The Panel finds Respondent’s evidence of business activities and product offerings under the LIV brand prior to notice of this proceeding to be credible evidence that establishes its use of each of the disputed domain names in connection with a bona fide offering of goods in accordance with paragraph 4(c)(i) of the Policy. The Panel further concludes that the evidence reinforces the lack of any indicia of cybersquatting intent. See also WIPO Overview 3.0, section 2.2.
The Panel concludes that Respondent has rebutted Complainant’s prima facie case that it has no rights or legitimate interests in the disputed domain names.

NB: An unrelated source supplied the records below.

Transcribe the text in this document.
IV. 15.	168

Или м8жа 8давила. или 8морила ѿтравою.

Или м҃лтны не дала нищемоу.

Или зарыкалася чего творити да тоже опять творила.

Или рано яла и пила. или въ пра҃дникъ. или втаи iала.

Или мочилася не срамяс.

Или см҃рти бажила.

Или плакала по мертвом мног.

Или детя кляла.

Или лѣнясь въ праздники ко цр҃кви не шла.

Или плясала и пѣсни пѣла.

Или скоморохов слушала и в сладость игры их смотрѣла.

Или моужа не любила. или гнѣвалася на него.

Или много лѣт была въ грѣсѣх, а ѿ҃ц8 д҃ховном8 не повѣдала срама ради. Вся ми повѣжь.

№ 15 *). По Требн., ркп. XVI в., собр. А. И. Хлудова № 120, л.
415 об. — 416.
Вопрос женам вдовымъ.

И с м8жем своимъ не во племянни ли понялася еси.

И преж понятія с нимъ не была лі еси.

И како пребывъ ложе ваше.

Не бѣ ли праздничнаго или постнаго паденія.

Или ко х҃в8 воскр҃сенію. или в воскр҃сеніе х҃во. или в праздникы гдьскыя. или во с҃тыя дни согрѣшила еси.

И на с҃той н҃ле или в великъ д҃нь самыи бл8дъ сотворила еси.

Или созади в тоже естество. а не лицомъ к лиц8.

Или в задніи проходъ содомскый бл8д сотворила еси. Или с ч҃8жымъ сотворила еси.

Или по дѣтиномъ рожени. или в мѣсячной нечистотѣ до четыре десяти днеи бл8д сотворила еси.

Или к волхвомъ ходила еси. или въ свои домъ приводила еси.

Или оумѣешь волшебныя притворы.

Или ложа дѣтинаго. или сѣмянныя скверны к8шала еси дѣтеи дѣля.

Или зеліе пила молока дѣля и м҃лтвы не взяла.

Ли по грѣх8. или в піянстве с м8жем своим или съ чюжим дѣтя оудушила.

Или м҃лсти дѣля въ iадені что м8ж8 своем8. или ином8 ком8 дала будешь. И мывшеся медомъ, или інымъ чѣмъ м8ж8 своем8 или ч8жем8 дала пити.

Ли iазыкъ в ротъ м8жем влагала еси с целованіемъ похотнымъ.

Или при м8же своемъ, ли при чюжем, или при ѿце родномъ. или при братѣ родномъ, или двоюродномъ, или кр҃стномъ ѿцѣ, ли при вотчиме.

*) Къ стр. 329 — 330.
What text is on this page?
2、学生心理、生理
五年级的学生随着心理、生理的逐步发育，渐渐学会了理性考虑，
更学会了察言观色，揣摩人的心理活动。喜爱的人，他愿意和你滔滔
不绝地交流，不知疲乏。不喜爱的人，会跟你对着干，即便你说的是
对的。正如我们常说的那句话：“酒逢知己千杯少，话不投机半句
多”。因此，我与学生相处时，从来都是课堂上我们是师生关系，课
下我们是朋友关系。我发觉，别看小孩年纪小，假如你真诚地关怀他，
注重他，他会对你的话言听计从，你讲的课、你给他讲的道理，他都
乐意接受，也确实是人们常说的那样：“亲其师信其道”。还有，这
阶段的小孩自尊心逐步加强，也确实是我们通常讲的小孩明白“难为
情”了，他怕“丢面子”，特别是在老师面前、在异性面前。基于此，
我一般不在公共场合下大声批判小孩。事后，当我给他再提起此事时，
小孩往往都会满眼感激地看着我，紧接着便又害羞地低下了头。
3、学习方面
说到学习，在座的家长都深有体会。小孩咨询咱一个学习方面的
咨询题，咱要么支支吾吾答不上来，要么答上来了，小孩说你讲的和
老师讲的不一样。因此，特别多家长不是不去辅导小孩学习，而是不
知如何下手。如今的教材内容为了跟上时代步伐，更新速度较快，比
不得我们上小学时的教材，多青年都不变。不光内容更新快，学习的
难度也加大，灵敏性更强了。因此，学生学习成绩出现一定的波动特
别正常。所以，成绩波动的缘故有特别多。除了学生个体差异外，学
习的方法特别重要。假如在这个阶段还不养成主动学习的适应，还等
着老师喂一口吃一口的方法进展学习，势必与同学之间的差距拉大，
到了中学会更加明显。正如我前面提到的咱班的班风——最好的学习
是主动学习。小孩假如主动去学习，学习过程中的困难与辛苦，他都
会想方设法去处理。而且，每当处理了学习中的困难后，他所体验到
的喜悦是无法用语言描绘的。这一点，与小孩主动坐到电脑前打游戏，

In light of the Panel’s conclusion as to the second element, Complainant cannot prevail. Policy, paragraph 4(a). Therefore, the Panel need not address the third element.
As noted above, Respondent has argued that Complainant has attempted to engage in Reverse Domain Name Hijacking (defined in the Policy, paragraph 1, as “using the Policy in bad faith to attempt to deprive a registered domain-name holder of a domain name”). The Rules, paragraph 15, provide:
“If after considering the submissions the Panel finds that the complaint was brought in bad faith, for example in an attempt at Reverse Domain Name Hijacking or was brought primarily to harass the domain-name holder, the Panel shall declare in its decision that the complaint was brought in bad faith and constitutes an abuse of the administrative proceeding.”
As discussed above, the Panel has concluded that Complainant, who is represented by counsel, failed to establish the required elements. Nonetheless, Complainant established ownership of United States federal trademark registrations containing terms (“liv” and “lab”) used in each of the disputed domain names and presented an argument that each was confusingly similar to its marks. Further, registration of the disputed domain names in the name of an individual, rather than the legal entity that operated the associated website may have likely contributed to a belief that the Respondent had no rights or interests in them.
On this record, the Panel does not conclude that the Complaint was brought in bad faith or brought primarily to harass Respondent and declines to find that Complainant attempted to engage in Reverse Domain Name Hijacking.
For the foregoing reasons, the Complaint is denied.